In another result that will have raised a few eyebrows, Chelsea were outfoxed, outfought and outscored by Newcastle, who picked up a vital 2-0 victory at St. James' Park.

Yoann Gouffran opened the scoring for the Magpies, who were rewarded splendidly for a great second half performance, with Loic Remy sealing all three points late on, as Alan Pardew's men went up to ninth with 14 points.

Chelsea, who had the chance to go top of the Premier League, at least for a few hours, with a win, stay third on 20 points, two behind leaders Arsenal, who host Liverpool in the late game on Saturday.

The first half saw Chelsea, who expectedly brought all the big guns back after they were rested in the Capital One Cup win over Arsenal, enjoy plenty of possession, but without any real penetration.

Newcastle were far from their best as well, with route one (read long ball) to Shola Ameobi very much the norm as the home side struggled to hand onto the ball with any real effect.

Chelsea's best chance in the first half came through their skipper John Terry, whose header, off a corner from Juan Mata, thundered onto the crossbar.
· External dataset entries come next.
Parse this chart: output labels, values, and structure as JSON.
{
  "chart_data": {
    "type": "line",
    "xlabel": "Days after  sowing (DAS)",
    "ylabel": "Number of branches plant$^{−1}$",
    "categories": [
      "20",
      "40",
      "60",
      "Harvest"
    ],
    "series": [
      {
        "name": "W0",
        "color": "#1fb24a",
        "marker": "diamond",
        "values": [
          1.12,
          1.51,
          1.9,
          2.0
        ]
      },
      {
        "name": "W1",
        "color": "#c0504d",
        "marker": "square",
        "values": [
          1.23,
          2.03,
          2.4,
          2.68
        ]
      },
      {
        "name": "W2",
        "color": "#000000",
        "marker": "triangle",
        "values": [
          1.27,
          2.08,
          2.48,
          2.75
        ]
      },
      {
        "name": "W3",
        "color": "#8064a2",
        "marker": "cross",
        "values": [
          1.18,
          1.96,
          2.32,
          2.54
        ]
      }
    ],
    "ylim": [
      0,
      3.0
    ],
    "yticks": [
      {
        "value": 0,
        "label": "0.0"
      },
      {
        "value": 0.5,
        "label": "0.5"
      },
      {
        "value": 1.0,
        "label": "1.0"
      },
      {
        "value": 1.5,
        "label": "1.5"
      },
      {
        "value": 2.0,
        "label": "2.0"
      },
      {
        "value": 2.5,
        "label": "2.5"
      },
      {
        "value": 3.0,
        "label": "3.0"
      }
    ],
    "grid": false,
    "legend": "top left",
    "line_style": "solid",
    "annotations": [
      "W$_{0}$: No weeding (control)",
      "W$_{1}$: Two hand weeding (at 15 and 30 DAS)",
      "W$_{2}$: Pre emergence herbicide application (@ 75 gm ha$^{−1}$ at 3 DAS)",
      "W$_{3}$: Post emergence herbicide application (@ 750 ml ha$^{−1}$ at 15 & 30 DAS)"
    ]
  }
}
Newcastle were still not able to get their attacking quality going, with the likes of Loic Remy and Yoann Gouffran cutting frustrated figures, while Ameobi was also a little starved for service - if you do not count the barrage of long balls towards him time and again that is.

As the game petered to a goalless draw in the first half, something needed to give in the second 45, and it was the home side that showed the much better intent.
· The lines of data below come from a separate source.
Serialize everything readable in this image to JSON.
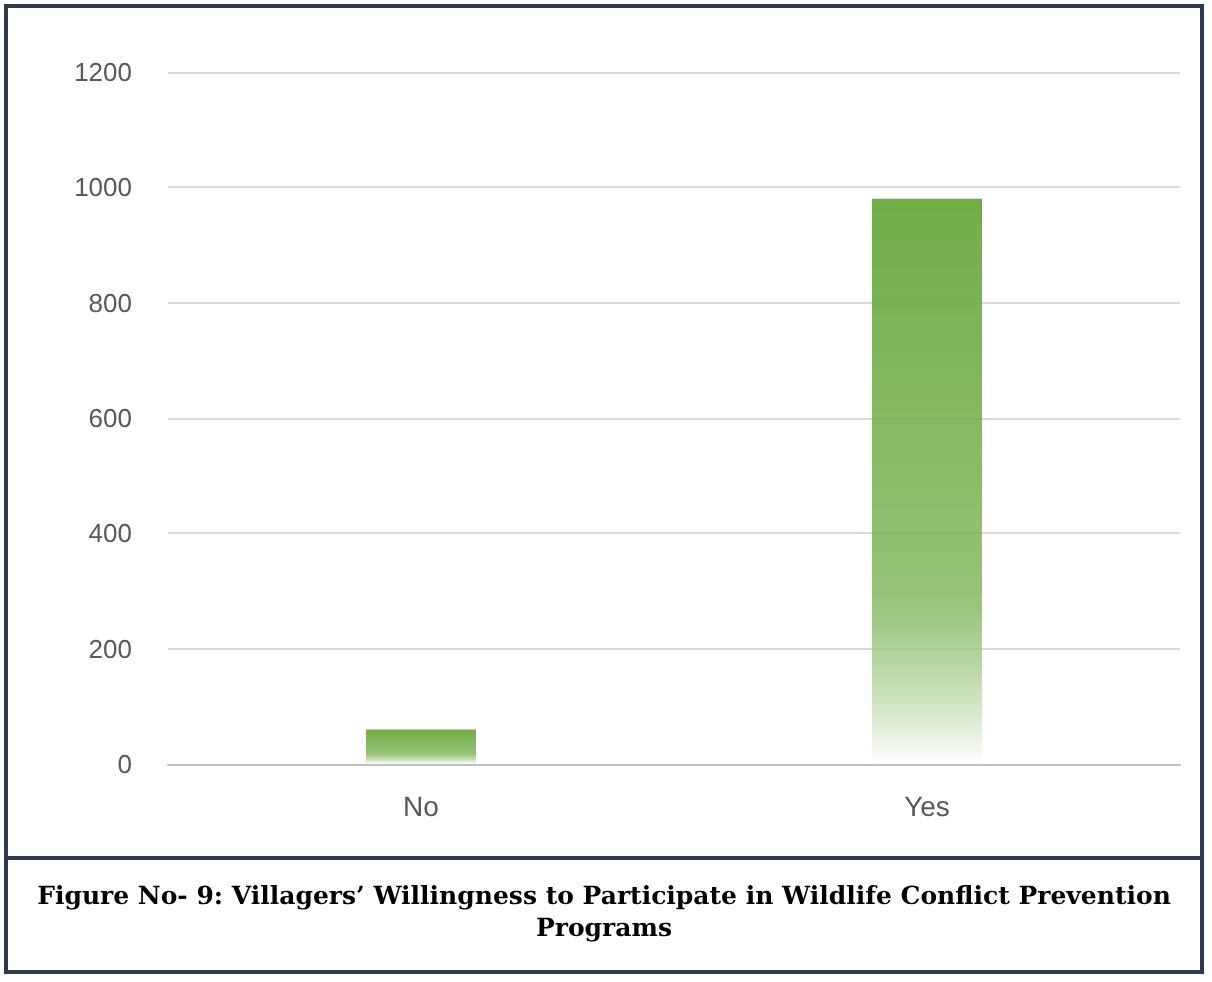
{
  "chart_data": {
    "type": "bar",
    "title": "Figure No- 9: Villagers’ Willingness to Participate in Wildlife Conflict Prevention Programs",
    "categories": [
      "No",
      "Yes"
    ],
    "values": [
      60,
      980
    ],
    "color": "#70ad47",
    "ylim": [
      0,
      1200
    ],
    "yticks": [
      0,
      200,
      400,
      600,
      800,
      1000,
      1200
    ],
    "grid": "y"
  }
}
Newcastle just seemed come to life out of nowhere just before the hour mark, with Moussa Sissoko first forcing a great save off Petr Cech - the Chelsea goalkeeper just diverting the ball for a corner off a strike from the Newcastle midfielder from a tight angle.
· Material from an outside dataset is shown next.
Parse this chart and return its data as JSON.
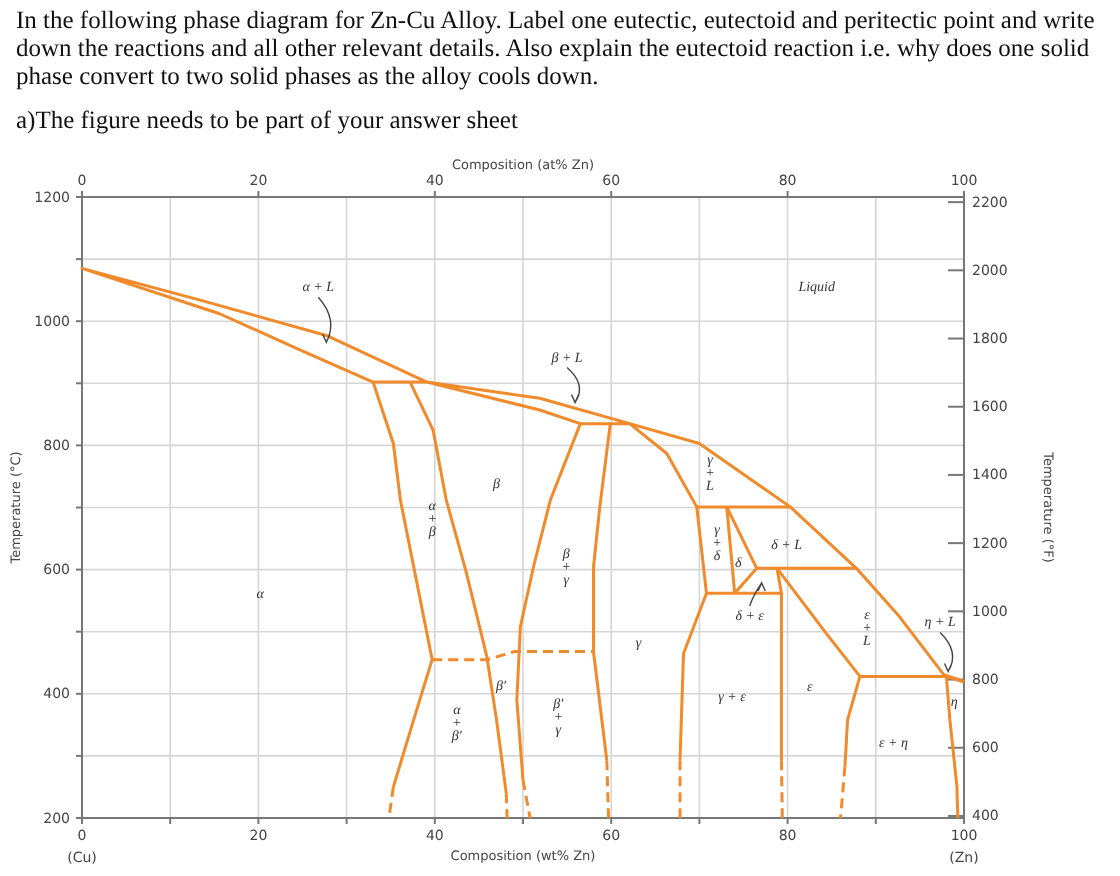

Off the ensuing corner, Remy found space, but his swivel and shot was again saved by Cech as the Toon Army roared on their side, sensing a big win.

Yoann Gouffran kept Cech interested with a long-ranger before the Newcastle man struck the body blow. Off a freekick from Yohan Cabaye, Gouffran snuck up on the far post beyond Terry to fire home a stooping header past a despairing Cech in the 68th minute.

Newcastle now with their tails well up, looked to find the put-to-bed goal, with Remy combining well with substitute Papiss Cisse, before firing low at Cech.

Jose Mourinho had brought on Samuel Eto'o and Willian in search of the opening goal, with Fernando Torres, a shadow of the terror that he was against Manchester City, and Mata coming off, and the two substitutes combined to nearly equalise.

Willian forced a wonderful instinctive save from Tim Krul, off an Oscar corner, before Eto'o's follow up was well blocked by Mathieu Debuchy.

As the Blues kept pouring forward in search of the equaliser, Newcastle were always going to be up to hit them on the counter, and strike the killer blow they did, through their best player this season.

Vurnon Anita played a perfect ball into the box for Remy to sweep home from 12 yards and clinch an impressive victory.